Quite apart from the aforegoing, affording workers an opportunity to take an informed decision involves allowing them sufficient time
to consult their trade union, should they wish to do so. It is not necessary in this case to decide whether there was any duty on
the appellant in the circumstances to take the initiative to contact the union as the workers through their representative, Nhlapo,
had done so. As it happened they were dismissed before Nhlapo, who returned from the union's offices minutes before the lunch break,
could convey the union's advice to them.
Even accepting that Hook did not know that Nhlapo had been to consult the union the workers were not allowed a reasonable time to
come to terms with the conduct of the appellant and to take a
24 rational, informed decision in respect thereof. A reasonable time would
at least have been until after lunch when the union's advice was
belatedly conveyed to them.
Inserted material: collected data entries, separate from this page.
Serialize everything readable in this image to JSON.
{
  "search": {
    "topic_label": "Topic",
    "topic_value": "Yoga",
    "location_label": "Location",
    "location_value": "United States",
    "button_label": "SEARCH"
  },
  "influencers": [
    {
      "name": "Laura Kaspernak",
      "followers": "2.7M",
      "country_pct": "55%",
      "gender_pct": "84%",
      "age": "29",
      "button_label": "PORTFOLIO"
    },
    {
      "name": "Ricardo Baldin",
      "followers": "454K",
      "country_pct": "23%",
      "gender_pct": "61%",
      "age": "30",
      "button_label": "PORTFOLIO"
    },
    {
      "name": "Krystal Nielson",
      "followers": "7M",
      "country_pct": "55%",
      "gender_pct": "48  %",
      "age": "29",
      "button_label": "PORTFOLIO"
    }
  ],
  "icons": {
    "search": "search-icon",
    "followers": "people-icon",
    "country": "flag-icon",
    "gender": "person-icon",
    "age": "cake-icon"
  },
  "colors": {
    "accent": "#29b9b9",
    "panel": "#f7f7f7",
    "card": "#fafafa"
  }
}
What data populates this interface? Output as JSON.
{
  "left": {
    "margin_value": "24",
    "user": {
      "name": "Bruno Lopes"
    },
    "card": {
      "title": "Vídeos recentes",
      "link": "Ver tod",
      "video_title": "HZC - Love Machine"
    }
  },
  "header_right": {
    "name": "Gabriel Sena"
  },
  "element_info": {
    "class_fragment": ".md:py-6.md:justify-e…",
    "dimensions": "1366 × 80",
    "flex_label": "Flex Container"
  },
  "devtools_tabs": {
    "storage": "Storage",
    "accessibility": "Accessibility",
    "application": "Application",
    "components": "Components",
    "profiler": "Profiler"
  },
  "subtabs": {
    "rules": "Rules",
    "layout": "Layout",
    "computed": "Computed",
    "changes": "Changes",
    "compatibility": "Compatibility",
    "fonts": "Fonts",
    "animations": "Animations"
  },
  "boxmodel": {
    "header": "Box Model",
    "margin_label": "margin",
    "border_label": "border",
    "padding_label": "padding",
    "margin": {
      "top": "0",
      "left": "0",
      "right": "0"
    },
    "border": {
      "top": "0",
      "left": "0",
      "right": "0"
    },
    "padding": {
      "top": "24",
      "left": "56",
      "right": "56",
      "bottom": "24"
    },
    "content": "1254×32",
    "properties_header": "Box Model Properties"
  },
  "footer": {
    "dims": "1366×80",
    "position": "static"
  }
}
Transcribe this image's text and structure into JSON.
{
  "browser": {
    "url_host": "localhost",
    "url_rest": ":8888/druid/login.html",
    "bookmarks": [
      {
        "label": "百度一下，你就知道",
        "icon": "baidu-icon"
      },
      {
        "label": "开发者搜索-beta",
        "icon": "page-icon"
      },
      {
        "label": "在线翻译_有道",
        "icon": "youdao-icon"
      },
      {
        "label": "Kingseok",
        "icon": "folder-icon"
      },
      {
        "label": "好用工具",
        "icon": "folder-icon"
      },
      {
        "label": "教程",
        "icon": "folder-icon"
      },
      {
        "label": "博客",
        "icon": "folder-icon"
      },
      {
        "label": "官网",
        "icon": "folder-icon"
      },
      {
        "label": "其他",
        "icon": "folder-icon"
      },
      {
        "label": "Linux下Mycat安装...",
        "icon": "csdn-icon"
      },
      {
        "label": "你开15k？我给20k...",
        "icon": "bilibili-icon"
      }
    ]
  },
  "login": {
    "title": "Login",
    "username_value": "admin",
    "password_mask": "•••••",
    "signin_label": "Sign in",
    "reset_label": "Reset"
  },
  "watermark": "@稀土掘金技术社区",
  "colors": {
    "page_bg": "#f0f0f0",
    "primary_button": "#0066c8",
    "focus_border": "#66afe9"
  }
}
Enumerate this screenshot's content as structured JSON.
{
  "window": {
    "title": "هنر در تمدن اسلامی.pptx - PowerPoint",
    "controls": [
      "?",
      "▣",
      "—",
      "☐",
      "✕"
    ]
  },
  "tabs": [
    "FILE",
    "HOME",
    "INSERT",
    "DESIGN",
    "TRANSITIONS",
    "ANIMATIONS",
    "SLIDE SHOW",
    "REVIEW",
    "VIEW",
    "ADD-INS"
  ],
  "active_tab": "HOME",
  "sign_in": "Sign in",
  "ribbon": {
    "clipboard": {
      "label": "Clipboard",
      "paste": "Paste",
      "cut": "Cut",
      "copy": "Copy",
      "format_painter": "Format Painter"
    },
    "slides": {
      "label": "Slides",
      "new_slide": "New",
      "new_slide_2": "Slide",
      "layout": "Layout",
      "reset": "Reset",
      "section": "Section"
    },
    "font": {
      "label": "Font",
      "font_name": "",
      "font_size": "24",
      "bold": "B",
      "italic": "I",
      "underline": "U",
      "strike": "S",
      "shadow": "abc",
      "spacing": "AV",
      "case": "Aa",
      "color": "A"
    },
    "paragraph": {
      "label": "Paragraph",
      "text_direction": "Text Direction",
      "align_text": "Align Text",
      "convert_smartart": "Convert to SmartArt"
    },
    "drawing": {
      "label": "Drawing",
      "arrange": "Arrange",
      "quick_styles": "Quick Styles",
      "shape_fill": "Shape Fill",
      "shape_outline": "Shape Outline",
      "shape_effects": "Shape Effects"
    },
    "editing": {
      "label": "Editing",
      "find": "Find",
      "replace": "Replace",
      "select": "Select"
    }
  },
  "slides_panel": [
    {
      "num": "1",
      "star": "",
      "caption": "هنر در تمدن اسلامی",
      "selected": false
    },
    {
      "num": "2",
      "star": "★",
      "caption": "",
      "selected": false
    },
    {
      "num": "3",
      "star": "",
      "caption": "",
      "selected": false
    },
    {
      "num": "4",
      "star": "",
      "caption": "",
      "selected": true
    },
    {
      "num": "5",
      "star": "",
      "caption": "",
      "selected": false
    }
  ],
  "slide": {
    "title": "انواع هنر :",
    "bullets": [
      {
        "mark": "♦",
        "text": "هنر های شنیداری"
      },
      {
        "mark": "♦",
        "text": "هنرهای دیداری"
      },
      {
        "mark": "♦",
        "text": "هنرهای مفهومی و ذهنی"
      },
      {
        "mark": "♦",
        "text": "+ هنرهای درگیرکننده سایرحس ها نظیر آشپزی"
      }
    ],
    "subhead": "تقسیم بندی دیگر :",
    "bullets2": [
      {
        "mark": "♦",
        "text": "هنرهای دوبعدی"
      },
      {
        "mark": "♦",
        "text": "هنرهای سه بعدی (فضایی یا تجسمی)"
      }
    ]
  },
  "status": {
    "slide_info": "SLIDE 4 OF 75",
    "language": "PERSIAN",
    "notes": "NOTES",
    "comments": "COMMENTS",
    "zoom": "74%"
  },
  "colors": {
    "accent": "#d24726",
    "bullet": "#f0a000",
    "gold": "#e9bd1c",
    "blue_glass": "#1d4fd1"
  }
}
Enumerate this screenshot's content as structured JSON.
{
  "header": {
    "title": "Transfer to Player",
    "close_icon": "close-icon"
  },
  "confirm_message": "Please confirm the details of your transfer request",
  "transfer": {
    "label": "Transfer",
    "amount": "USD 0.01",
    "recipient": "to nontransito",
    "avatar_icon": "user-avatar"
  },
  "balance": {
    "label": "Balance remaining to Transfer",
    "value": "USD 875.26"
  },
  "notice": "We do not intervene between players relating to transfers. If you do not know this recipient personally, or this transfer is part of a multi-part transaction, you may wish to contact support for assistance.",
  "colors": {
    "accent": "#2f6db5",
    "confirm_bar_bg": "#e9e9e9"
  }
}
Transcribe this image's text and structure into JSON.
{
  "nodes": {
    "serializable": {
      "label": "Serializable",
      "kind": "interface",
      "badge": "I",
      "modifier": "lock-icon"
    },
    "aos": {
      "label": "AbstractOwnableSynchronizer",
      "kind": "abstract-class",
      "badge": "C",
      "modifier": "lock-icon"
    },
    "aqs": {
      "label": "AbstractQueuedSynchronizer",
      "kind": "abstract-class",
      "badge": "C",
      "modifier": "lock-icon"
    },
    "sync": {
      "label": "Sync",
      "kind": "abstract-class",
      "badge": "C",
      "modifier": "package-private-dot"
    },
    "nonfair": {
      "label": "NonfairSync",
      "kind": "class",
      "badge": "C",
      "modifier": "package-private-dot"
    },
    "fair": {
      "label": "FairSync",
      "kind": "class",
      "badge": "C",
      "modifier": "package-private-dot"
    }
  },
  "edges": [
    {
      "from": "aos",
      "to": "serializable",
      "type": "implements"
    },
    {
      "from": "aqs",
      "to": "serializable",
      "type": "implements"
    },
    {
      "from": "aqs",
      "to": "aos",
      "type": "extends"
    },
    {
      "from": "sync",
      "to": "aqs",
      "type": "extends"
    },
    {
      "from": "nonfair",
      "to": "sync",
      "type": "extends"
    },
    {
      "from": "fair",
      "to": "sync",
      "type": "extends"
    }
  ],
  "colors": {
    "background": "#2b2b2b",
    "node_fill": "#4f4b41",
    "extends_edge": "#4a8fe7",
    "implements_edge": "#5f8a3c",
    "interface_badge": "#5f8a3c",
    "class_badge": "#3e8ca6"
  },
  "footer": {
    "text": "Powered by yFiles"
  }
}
The appellant would not in any way have
been prejudiced by an extension of the ultimatum until after lunch when
they indicated that they wanted to return to work. In the circumstances,
especially in the light of the fact that it was the appellant's conduct that
provoked the work stoppage on the morning in question, and
notwithstanding the fact that the workers were engaging in an illegal
strike and notwithstanding the aggravating features referred to, I agree
with the finding of the Industrial Court and the LAC that the appellant
committed an unfair labour practice by dismissing the workers when it
did so.
25 The appeal is therefore dismissed with costs.